Nella vicina Carnia, una regione ancora quasi incontaminata, è
possibile praticare tutti gli sport che richiedono il contatto con la
natura che qui mette a disposizione montagne, pascoli, acque limpidissime
ricche di pesce che culmina nel Parco Naturale delle Prealpi Giuli. A
ovest di San Daniele c’è la regione di Nimis, famosa anche
per il vino, e con grotte e paesaggi davvero affascinanti.
Il lato culturale è ugualmente ben rappresentato, a cominciare
dal Museo Carnico delle Arti Popolari a Tolmezzo mentre in tutto il territorio
della provincia di Udine è un susseguirsi di ville, castelli e
pieve dove le opere d’arte sono di casa. E, naturalmente, c’è
Udine, con la sua magnifica loggia, il castello, le piazze e i palazzi
che ospitano le opere del Tiepolo.
IL CONSORZIO
Il Consorzio si è costituito nel 1961, ha sede a San Daniele del
Friuli e oggi riunisce una trentina di produttori alcuni dei quali sono
aperti al pubblico (su prenotazione). Il comparto produttivo è
costituito da circa 4800 allevamenti e 119 macelli, tutti ubicati nelle
10 regioni italiane del centro-nord dalle quali il disciplinare consente
la provenienza dei suini, e cioè: Friuli Venezia Giulia, Veneto,
Lombardia, Piemonte, Emilia Romagna, Toscana, Lazio, Abruzzo, Marche,
Umbria.
IL PROSCIUTTO
La lavorazione è quella tradizionale, solo con sale marino e aromi
naturali e con carni fresche e mai congelate. Le cosce vengono rifilate
ma non private dello zampetto poi salate, raffreddate nelle celle a temperatura
e umidità controllata, quindi pressate per dare loro una forma
regolare e messe a riposare per 90-100 giorni. Seguono lavatura, asciugatura,
pre-stagionatura e la sugnatura con il solo grasso e senza aromi. La durata
della stagionatura varia a seconda del peso della coscia e va da 11 mesi
per i prosciutti che pesano meno di 9 kg e 13 mesi per quelli più
pesanti.
Per far sì che il prosciutto prenda il suo caratteristico sapore
dolce e intenso allo stesso tempo è indispensabile il microclima
del territorio di produzione, che è situato lungo le sponde del
fiume Tagliamento, a poca distanza dalle Prealpi e con un’altitudine
massima sotto i 300 metri. Qui si incontrano l'aria calda e asciutta proveniente
dal mare e quella fredda che scende dalle Alpi creando per l’appunto
il microclima perfetto per la stagionatura al quale contribuisce anche
la natura morenica del territorio.
Infine, i prosciutti che hanno avuto l’approvazione del Consorzio
vengono marchiati a fuoco con il marchio DOP e con la sigla identificativa
del produttore.
Il prosciutto va gustato preferibilmente tagliato a mano, conservandolo
in un luogo fresco avvolto in un panno umido se intero, proteggendo il
taglio con un foglio di carta oleata o stagnola. Quello affettato si conserva
in frigorifero e andrebbe consumato preferibilmente entro le 24 ore se
non è confezionato.
LA GASTRONOMIA DEL TERRITORIO
Il prosciutto di San Daniele è in buona compagnia con gli altri
eccellenti salumi della regione, come il prosciutto del Carso e quello
di Sauris, il musetto (cotechino), lardo, pancetta e vari tipi di insaccati.
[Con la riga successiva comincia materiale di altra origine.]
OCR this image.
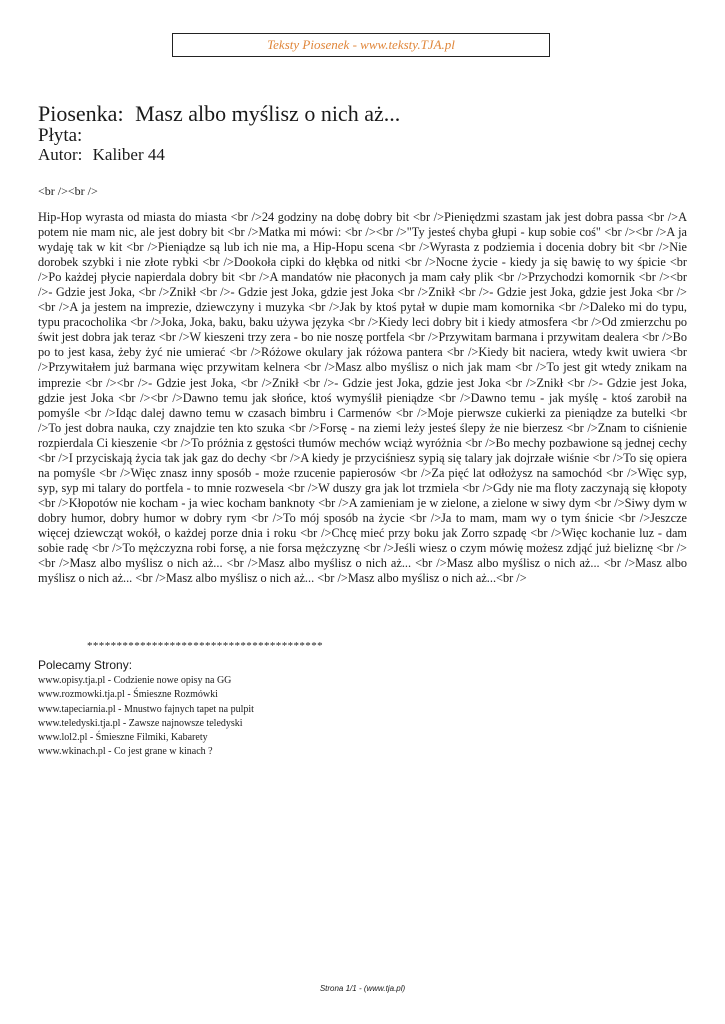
Teksty Piosenek - www.teksty.TJA.pl
Piosenka: Masz albo myślisz o nich aż...
Płyta:
Autor: Kaliber 44
<br /><br />

Hip-Hop wyrasta od miasta do miasta <br />24 godziny na dobę dobry bit <br />Pieniędzmi szastam jak jest dobra passa <br />A potem nie mam nic, ale jest dobry bit <br />Matka mi mówi: <br /><br />"Ty jesteś chyba głupi - kup sobie coś" <br /><br />A ja wydaję tak w kit <br />Pieniądze są lub ich nie ma, a Hip-Hopu scena <br />Wyrasta z podziemia i docenia dobry bit <br />Nie dorobek szybki i nie złote rybki <br />Dookoła cipki do kłębka od nitki <br />Nocne życie - kiedy ja się bawię to wy śpicie <br />Po każdej płycie napierdala dobry bit <br />A mandatów nie płaconych ja mam cały plik <br />Przychodzi komornik <br /><br />- Gdzie jest Joka, <br />Znikł <br />- Gdzie jest Joka, gdzie jest Joka <br />Znikł <br />- Gdzie jest Joka, gdzie jest Joka <br /><br />A ja jestem na imprezie, dziewczyny i muzyka <br />Jak by ktoś pytał w dupie mam komornika <br />Daleko mi do typu, typu pracocholika <br />Joka, Joka, baku, baku używa języka <br />Kiedy leci dobry bit i kiedy atmosfera <br />Od zmierzchu po świt jest dobra jak teraz <br />W kieszeni trzy zera - bo nie noszę portfela <br />Przywitam barmana i przywitam dealera <br />Bo po to jest kasa, żeby żyć nie umierać <br />Różowe okulary jak różowa pantera <br />Kiedy bit naciera, wtedy kwit uwiera <br />Przywitałem już barmana więc przywitam kelnera <br />Masz albo myślisz o nich jak mam <br />To jest git wtedy znikam na imprezie <br /><br />- Gdzie jest Joka, <br />Znikł <br />- Gdzie jest Joka, gdzie jest Joka <br />Znikł <br />- Gdzie jest Joka, gdzie jest Joka <br /><br />Dawno temu jak słońce, ktoś wymyślił pieniądze <br />Dawno temu - jak myślę - ktoś zarobił na pomyśle <br />Idąc dalej dawno temu w czasach bimbru i Carmenów <br />Moje pierwsze cukierki za pieniądze za butelki <br />To jest dobra nauka, czy znajdzie ten kto szuka <br />Forsę - na ziemi leży jesteś ślepy że nie bierzesz <br />Znam to ciśnienie rozpierdala Ci kieszenie <br />To próżnia z gęstości tłumów mechów wciąż wyróżnia <br />Bo mechy pozbawione są jednej cechy <br />I przyciskają życia tak jak gaz do dechy <br />A kiedy je przyciśniesz sypią się talary jak dojrzałe wiśnie <br />To się opiera na pomyśle <br />Więc znasz inny sposób - może rzucenie papierosów <br />Za pięć lat odłożysz na samochód <br />Więc syp, syp, syp mi talary do portfela - to mnie rozwesela <br />W duszy gra jak lot trzmiela <br />Gdy nie ma floty zaczynają się kłopoty <br />Kłopotów nie kocham - ja wiec kocham banknoty <br />A zamieniam je w zielone, a zielone w siwy dym <br />Siwy dym w dobry humor, dobry humor w dobry rym <br />To mój sposób na życie <br />Ja to mam, mam wy o tym śnicie <br />Jeszcze więcej dziewcząt wokół, o każdej porze dnia i roku <br />Chcę mieć przy boku jak Zorro szpadę <br />Więc kochanie luz - dam sobie radę <br />To mężczyzna robi forsę, a nie forsa mężczyznę <br />Jeśli wiesz o czym mówię możesz zdjąć już bieliznę <br /><br />Masz albo myślisz o nich aż... <br />Masz albo myślisz o nich aż... <br />Masz albo myślisz o nich aż... <br />Masz albo myślisz o nich aż... <br />Masz albo myślisz o nich aż... <br />Masz albo myślisz o nich aż...<br />

****************************************
Polecamy Strony:
www.opisy.tja.pl - Codzienie nowe opisy na GG
www.rozmowki.tja.pl - Śmieszne Rozmówki
www.tapeciarnia.pl - Mnustwo fajnych tapet na pulpit
www.teledyski.tja.pl - Zawsze najnowsze teledyski
www.lol2.pl - Śmieszne Filmiki, Kabarety
www.wkinach.pl - Co jest grane w kinach ?
Strona 1/1 - (www.tja.pl)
Grazie ai pascoli dove le mucche vivono in libertà e danno un ottimo
latte, è altrettanto numerosa e allettante la gamma dei formaggi
dalle malghe, tra i quali non dimentichiamo
la ricotta salata che va a insaporire molti piatti tipici, dalla jota
(zuppa con rape o crauti) ai cjarsòns (ravioloni farciti in vario
modo). Il formaggio più famoso è il montasio, indispensabile
per la preparazione del frico che, croccante o morbido, compare praticamente
in tutti i pasti e gli spuntini dei friulani, spesso accompagnato, come
quasi tutti i piatti tradizionali, dall’immancabile polenta. Importante
la presenza della selvaggina, che viene cacciata o allevatanei boschi
della regione, e quella delle erbe selvatiche e dei funghi di cui sono
ugualmente ricche colline e montagne, soprattutto in Carnia. Molto interessante
la cucina con il pesce di acqua dolce, in particolare la trota salmonata
sia allevata sia pescata nei torrenti, né mancano dolci di grande
tradizione come la gubana e la pinza.
Il tutto accompagnato dagli eccellenti vini bianchi e rossi, secchi e
dolci della regione.
LA RICETTA
Le erbe selvatiche compaiono
spesso come ingrediente dei piatti friulani e non solo come insalata ma
anche in zuppe e minestre, nelle frittate e finiscono perfino sottovetro,
come lo sclopìt (silene). Uno dei modi più diffusi per cucinare
le erbe è sotto forma di frittata che viene servita sia come secondo
piatto sia come antipasto o all’ora dell’aperitivo, tagliata
a cubetti.
Per 4 persone soffriggete in una padella antiaderente con un velo di olio
50 g di striscioline di pancetta o lardo, unite 2-3 manciate di erbe miste
e ricoprite con 8 uova battute con un pizzico di sale. Cuocete la frittata
dai due lati e servitela calda.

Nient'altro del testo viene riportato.